Personnellement, ma relation au son est semblable à celle que j’ai avec la radio. Nous sommes à la fois émetteur et récepteur. Nous sommes à l’écoute des sons qui nous informent, nous divertissent et nous reflètent. J’ai trouvé de nouvelles façons de travailler avec les nouveaux sons que j’ai découverts en Colombie. J’ai appris que les voix humaines sont parallèles aux voix de la nature et que leur mélange crée des conversations intéressantes, produisant de nouveaux langages, sans mots tels que nous les connaissons. Un mot parlé ? Non. Un son parlé.
Janet Marie Rogers est une écrivaine Mohawk/Tuscarora des Six Nations.
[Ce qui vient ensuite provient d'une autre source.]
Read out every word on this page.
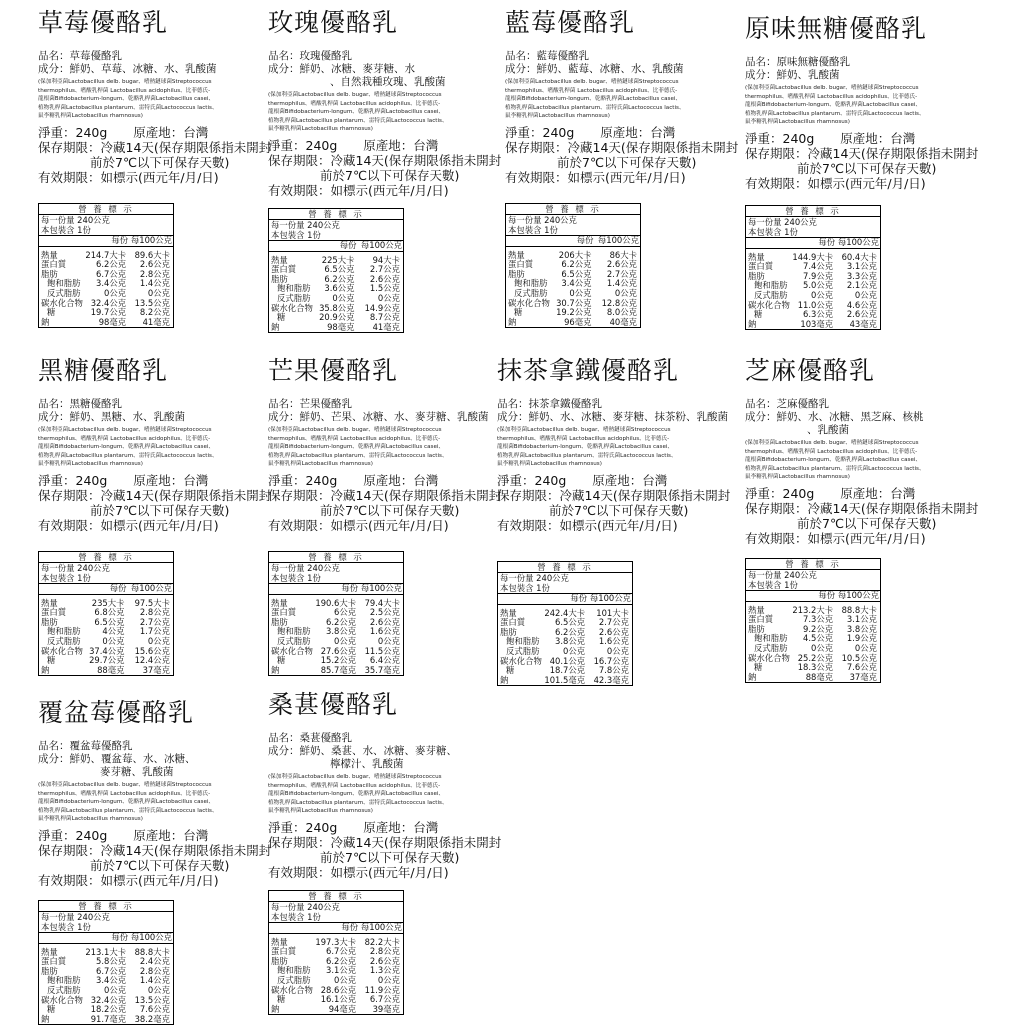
草莓優酪乳
品名：草莓優酪乳
成分：鮮奶、草莓、冰糖、水、乳酸菌
(保加利亞菌Lactobacillus delb. bugar、嗜熱鏈球菌Streptococcus
thermophilus、嗜酸乳桿菌 Lactobacillus acidophilus、比菲德氏-
龍根菌Bifidobacterium-longum、乾酪乳桿菌Lactobacillus casei、
植物乳桿菌Lactobacillus plantarum、雷特氏菌Lactococcus lactis、
鼠李糖乳桿菌Lactobacillus rhamnosus)
淨重：240g 原產地：台灣
保存期限：冷藏14天(保存期限係指未開封
前於7℃以下可保存天數)
有效期限：如標示(西元年/月/日)
營 養 標 示
每一份量 240公克
本包裝含 1份
	每份	每100公克

熱量	214.7大卡	89.6大卡
蛋白質	6.2公克	2.6公克
脂肪	6.7公克	2.8公克
飽和脂肪	3.4公克	1.4公克
反式脂肪	0公克	0公克
碳水化合物	32.4公克	13.5公克
糖	19.7公克	8.2公克
鈉	98毫克	41毫克
玫瑰優酪乳
品名：玫瑰優酪乳
成分：鮮奶、冰糖、麥芽糖、水
、自然栽種玫瑰、乳酸菌
(保加利亞菌Lactobacillus delb. bugar、嗜熱鏈球菌Streptococcus
thermophilus、嗜酸乳桿菌 Lactobacillus acidophilus、比菲德氏-
龍根菌Bifidobacterium-longum、乾酪乳桿菌Lactobacillus casei、
植物乳桿菌Lactobacillus plantarum、雷特氏菌Lactococcus lactis、
鼠李糖乳桿菌Lactobacillus rhamnosus)
淨重：240g 原產地：台灣
保存期限：冷藏14天(保存期限係指未開封
前於7℃以下可保存天數)
有效期限：如標示(西元年/月/日)
營 養 標 示
每一份量 240公克
本包裝含 1份
	每份	每100公克

熱量	225大卡	94大卡
蛋白質	6.5公克	2.7公克
脂肪	6.2公克	2.6公克
飽和脂肪	3.6公克	1.5公克
反式脂肪	0公克	0公克
碳水化合物	35.8公克	14.9公克
糖	20.9公克	8.7公克
鈉	98毫克	41毫克
藍莓優酪乳
品名：藍莓優酪乳
成分：鮮奶、藍莓、冰糖、水、乳酸菌
(保加利亞菌Lactobacillus delb. bugar、嗜熱鏈球菌Streptococcus
thermophilus、嗜酸乳桿菌 Lactobacillus acidophilus、比菲德氏-
龍根菌Bifidobacterium-longum、乾酪乳桿菌Lactobacillus casei、
植物乳桿菌Lactobacillus plantarum、雷特氏菌Lactococcus lactis、
鼠李糖乳桿菌Lactobacillus rhamnosus)
淨重：240g 原產地：台灣
保存期限：冷藏14天(保存期限係指未開封
前於7℃以下可保存天數)
有效期限：如標示(西元年/月/日)
營 養 標 示
每一份量 240公克
本包裝含 1份
	每份	每100公克

熱量	206大卡	86大卡
蛋白質	6.2公克	2.6公克
脂肪	6.5公克	2.7公克
飽和脂肪	3.4公克	1.4公克
反式脂肪	0公克	0公克
碳水化合物	30.7公克	12.8公克
糖	19.2公克	8.0公克
鈉	96毫克	40毫克
原味無糖優酪乳
品名：原味無糖優酪乳
成分：鮮奶、乳酸菌
(保加利亞菌Lactobacillus delb. bugar、嗜熱鏈球菌Streptococcus
thermophilus、嗜酸乳桿菌 Lactobacillus acidophilus、比菲德氏-
龍根菌Bifidobacterium-longum、乾酪乳桿菌Lactobacillus casei、
植物乳桿菌Lactobacillus plantarum、雷特氏菌Lactococcus lactis、
鼠李糖乳桿菌Lactobacillus rhamnosus)
淨重：240g 原產地：台灣
保存期限：冷藏14天(保存期限係指未開封
前於7℃以下可保存天數)
有效期限：如標示(西元年/月/日)
營 養 標 示
每一份量 240公克
本包裝含 1份
	每份	每100公克

熱量	144.9大卡	60.4大卡
蛋白質	7.4公克	3.1公克
脂肪	7.9公克	3.3公克
飽和脂肪	5.0公克	2.1公克
反式脂肪	0公克	0公克
碳水化合物	11.0公克	4.6公克
糖	6.3公克	2.6公克
鈉	103毫克	43毫克
黑糖優酪乳
品名：黑糖優酪乳
成分：鮮奶、黑糖、水、乳酸菌
(保加利亞菌Lactobacillus delb. bugar、嗜熱鏈球菌Streptococcus
thermophilus、嗜酸乳桿菌 Lactobacillus acidophilus、比菲德氏-
龍根菌Bifidobacterium-longum、乾酪乳桿菌Lactobacillus casei、
植物乳桿菌Lactobacillus plantarum、雷特氏菌Lactococcus lactis、
鼠李糖乳桿菌Lactobacillus rhamnosus)
淨重：240g 原產地：台灣
保存期限：冷藏14天(保存期限係指未開封
前於7℃以下可保存天數)
有效期限：如標示(西元年/月/日)
營 養 標 示
每一份量 240公克
本包裝含 1份
	每份	每100公克

熱量	235大卡	97.5大卡
蛋白質	6.8公克	2.8公克
脂肪	6.5公克	2.7公克
飽和脂肪	4公克	1.7公克
反式脂肪	0公克	0公克
碳水化合物	37.4公克	15.6公克
糖	29.7公克	12.4公克
鈉	88毫克	37毫克
芒果優酪乳
品名：芒果優酪乳
成分：鮮奶、芒果、冰糖、水、麥芽糖、乳酸菌
(保加利亞菌Lactobacillus delb. bugar、嗜熱鏈球菌Streptococcus
thermophilus、嗜酸乳桿菌 Lactobacillus acidophilus、比菲德氏-
龍根菌Bifidobacterium-longum、乾酪乳桿菌Lactobacillus casei、
植物乳桿菌Lactobacillus plantarum、雷特氏菌Lactococcus lactis、
鼠李糖乳桿菌Lactobacillus rhamnosus)
淨重：240g 原產地：台灣
保存期限：冷藏14天(保存期限係指未開封
前於7℃以下可保存天數)
有效期限：如標示(西元年/月/日)
營 養 標 示
每一份量 240公克
本包裝含 1份
	每份	每100公克

熱量	190.6大卡	79.4大卡
蛋白質	6公克	2.5公克
脂肪	6.2公克	2.6公克
飽和脂肪	3.8公克	1.6公克
反式脂肪	0公克	0公克
碳水化合物	27.6公克	11.5公克
糖	15.2公克	6.4公克
鈉	85.7毫克	35.7毫克
抹茶拿鐵優酪乳
品名：抹茶拿鐵優酪乳
成分：鮮奶、水、冰糖、麥芽糖、抹茶粉、乳酸菌
(保加利亞菌Lactobacillus delb. bugar、嗜熱鏈球菌Streptococcus
thermophilus、嗜酸乳桿菌 Lactobacillus acidophilus、比菲德氏-
龍根菌Bifidobacterium-longum、乾酪乳桿菌Lactobacillus casei、
植物乳桿菌Lactobacillus plantarum、雷特氏菌Lactococcus lactis、
鼠李糖乳桿菌Lactobacillus rhamnosus)
淨重：240g 原產地：台灣
保存期限：冷藏14天(保存期限係指未開封
前於7℃以下可保存天數)
有效期限：如標示(西元年/月/日)
營 養 標 示
每一份量 240公克
本包裝含 1份
	每份	每100公克

熱量	242.4大卡	101大卡
蛋白質	6.5公克	2.7公克
脂肪	6.2公克	2.6公克
飽和脂肪	3.8公克	1.6公克
反式脂肪	0公克	0公克
碳水化合物	40.1公克	16.7公克
糖	18.7公克	7.8公克
鈉	101.5毫克	42.3毫克
芝麻優酪乳
品名：芝麻優酪乳
成分：鮮奶、水、冰糖、黑芝麻、核桃
、乳酸菌
(保加利亞菌Lactobacillus delb. bugar、嗜熱鏈球菌Streptococcus
thermophilus、嗜酸乳桿菌 Lactobacillus acidophilus、比菲德氏-
龍根菌Bifidobacterium-longum、乾酪乳桿菌Lactobacillus casei、
植物乳桿菌Lactobacillus plantarum、雷特氏菌Lactococcus lactis、
鼠李糖乳桿菌Lactobacillus rhamnosus)
淨重：240g 原產地：台灣
保存期限：冷藏14天(保存期限係指未開封
前於7℃以下可保存天數)
有效期限：如標示(西元年/月/日)
營 養 標 示
每一份量 240公克
本包裝含 1份
	每份	每100公克

熱量	213.2大卡	88.8大卡
蛋白質	7.3公克	3.1公克
脂肪	9.2公克	3.8公克
飽和脂肪	4.5公克	1.9公克
反式脂肪	0公克	0公克
碳水化合物	25.2公克	10.5公克
糖	18.3公克	7.6公克
鈉	88毫克	37毫克
覆盆莓優酪乳
品名：覆盆莓優酪乳
成分：鮮奶、覆盆莓、水、冰糖、
麥芽糖、乳酸菌
(保加利亞菌Lactobacillus delb. bugar、嗜熱鏈球菌Streptococcus
thermophilus、嗜酸乳桿菌 Lactobacillus acidophilus、比菲德氏-
龍根菌Bifidobacterium-longum、乾酪乳桿菌Lactobacillus casei、
植物乳桿菌Lactobacillus plantarum、雷特氏菌Lactococcus lactis、
鼠李糖乳桿菌Lactobacillus rhamnosus)
淨重：240g 原產地：台灣
保存期限：冷藏14天(保存期限係指未開封
前於7℃以下可保存天數)
有效期限：如標示(西元年/月/日)
營 養 標 示
每一份量 240公克
本包裝含 1份
	每份	每100公克

熱量	213.1大卡	88.8大卡
蛋白質	5.8公克	2.4公克
脂肪	6.7公克	2.8公克
飽和脂肪	3.4公克	1.4公克
反式脂肪	0公克	0公克
碳水化合物	32.4公克	13.5公克
糖	18.2公克	7.6公克
鈉	91.7毫克	38.2毫克
桑葚優酪乳
品名：桑葚優酪乳
成分：鮮奶、桑葚、水、冰糖、麥芽糖、
檸檬汁、乳酸菌
(保加利亞菌Lactobacillus delb. bugar、嗜熱鏈球菌Streptococcus
thermophilus、嗜酸乳桿菌 Lactobacillus acidophilus、比菲德氏-
龍根菌Bifidobacterium-longum、乾酪乳桿菌Lactobacillus casei、
植物乳桿菌Lactobacillus plantarum、雷特氏菌Lactococcus lactis、
鼠李糖乳桿菌Lactobacillus rhamnosus)
淨重：240g 原產地：台灣
保存期限：冷藏14天(保存期限係指未開封
前於7℃以下可保存天數)
有效期限：如標示(西元年/月/日)
營 養 標 示
每一份量 240公克
本包裝含 1份
	每份	每100公克

熱量	197.3大卡	82.2大卡
蛋白質	6.7公克	2.8公克
脂肪	6.2公克	2.6公克
飽和脂肪	3.1公克	1.3公克
反式脂肪	0公克	0公克
碳水化合物	28.6公克	11.9公克
糖	16.1公克	6.7公克
鈉	94毫克	39毫克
Elle est née à Vancouver (Colombie-Britannique), a vécu à Stoney Creek, Hamilton et Toronto (Ontario) et vit comme invitée sur les terres traditionnelles des Salishes de la côte (Victoria, Colombie-Britannique) depuis 1994. Janet fait de la poésie, du spoken word, de la poésie vidéo et de la poésie enregistrée avec de la musique. Janet est également animatrice de radio, productrice de documentaires, artiste médiatique et sonore.